Premium
RESOLVING ENVIRONMENTAL DISPUTES: A STATISTICAL METHOD FOR CHOOSING AMONG COMPETING CLUSTER MODELS
Author(s) -
Anderson Marti J.,
Clements AnneMarie
Publication year - 2000
Publication title -
ecological applications
Language(s) - English
Resource type - Journals
SCImago Journal Rank - 1.864
H-Index - 213
eISSN - 1939-5582
pISSN - 1051-0761
DOI - 10.1890/1051-0761(2000)010[1341:redasm]2.0.co;2
Subject(s) - cluster analysis , multivariate statistics , similarity (geometry) , set (abstract data type) , quadrat , cluster (spacecraft) , computer science , econometrics , ecology , data mining , statistics , machine learning , transect , artificial intelligence , mathematics , biology , image (mathematics) , programming language
The protection of whole assemblages of species requires that such assemblages be identified in some nonarbitrary, quantitative manner. Clustering methods can be used to identify groups or clusters of observations (i.e., sites, transects, quadrats, etc.) on the basis of multivariate assemblage data, where each species is a variable. There are many kinds of cluster analyses, all potentially providing different outcomes, that is, different clusters of the multivariate observations. The wide choice of clustering methods and the necessarily subjective choice of which method and measure of similarity to use for a particular data set is problematic. It can lead (and has led) to disputes about the way multivariate observations should be grouped, causing conflicts in making environmental decisions. We present a statistical test for choosing among competing cluster models and demonstrate its use with a case in point.
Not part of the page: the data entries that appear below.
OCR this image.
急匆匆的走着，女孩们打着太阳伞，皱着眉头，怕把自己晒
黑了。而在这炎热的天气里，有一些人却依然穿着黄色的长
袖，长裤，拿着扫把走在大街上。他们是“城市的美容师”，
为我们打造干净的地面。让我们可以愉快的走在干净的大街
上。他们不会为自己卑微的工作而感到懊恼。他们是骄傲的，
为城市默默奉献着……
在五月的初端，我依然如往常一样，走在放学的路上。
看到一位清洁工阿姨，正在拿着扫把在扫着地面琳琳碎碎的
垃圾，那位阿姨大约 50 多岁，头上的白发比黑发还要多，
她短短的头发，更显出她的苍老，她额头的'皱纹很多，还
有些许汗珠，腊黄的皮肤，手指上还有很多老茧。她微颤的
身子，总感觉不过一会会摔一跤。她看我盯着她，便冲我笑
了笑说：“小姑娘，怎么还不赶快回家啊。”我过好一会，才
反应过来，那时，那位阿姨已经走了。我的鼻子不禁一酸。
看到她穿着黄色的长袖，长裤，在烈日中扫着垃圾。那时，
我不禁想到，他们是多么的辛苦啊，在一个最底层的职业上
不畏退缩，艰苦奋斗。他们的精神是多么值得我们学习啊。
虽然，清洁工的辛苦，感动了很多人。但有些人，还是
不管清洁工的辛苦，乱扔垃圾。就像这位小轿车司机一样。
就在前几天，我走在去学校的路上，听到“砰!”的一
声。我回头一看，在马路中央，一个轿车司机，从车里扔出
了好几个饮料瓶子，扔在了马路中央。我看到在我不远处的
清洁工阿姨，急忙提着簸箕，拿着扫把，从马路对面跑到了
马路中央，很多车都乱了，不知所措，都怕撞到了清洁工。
The method provides an objective way to discriminate among competing models in order to determine the model that best fits the available data. Provided each party in a dispute identifies and articulates the cluster model it supports, the method can give a nonarbitrary judgment concerning the best model. This method provides an important tool for the resolution of environmental disputes concerning the presence of a particular community at a particular place and time, which may be impacted by a proposed development.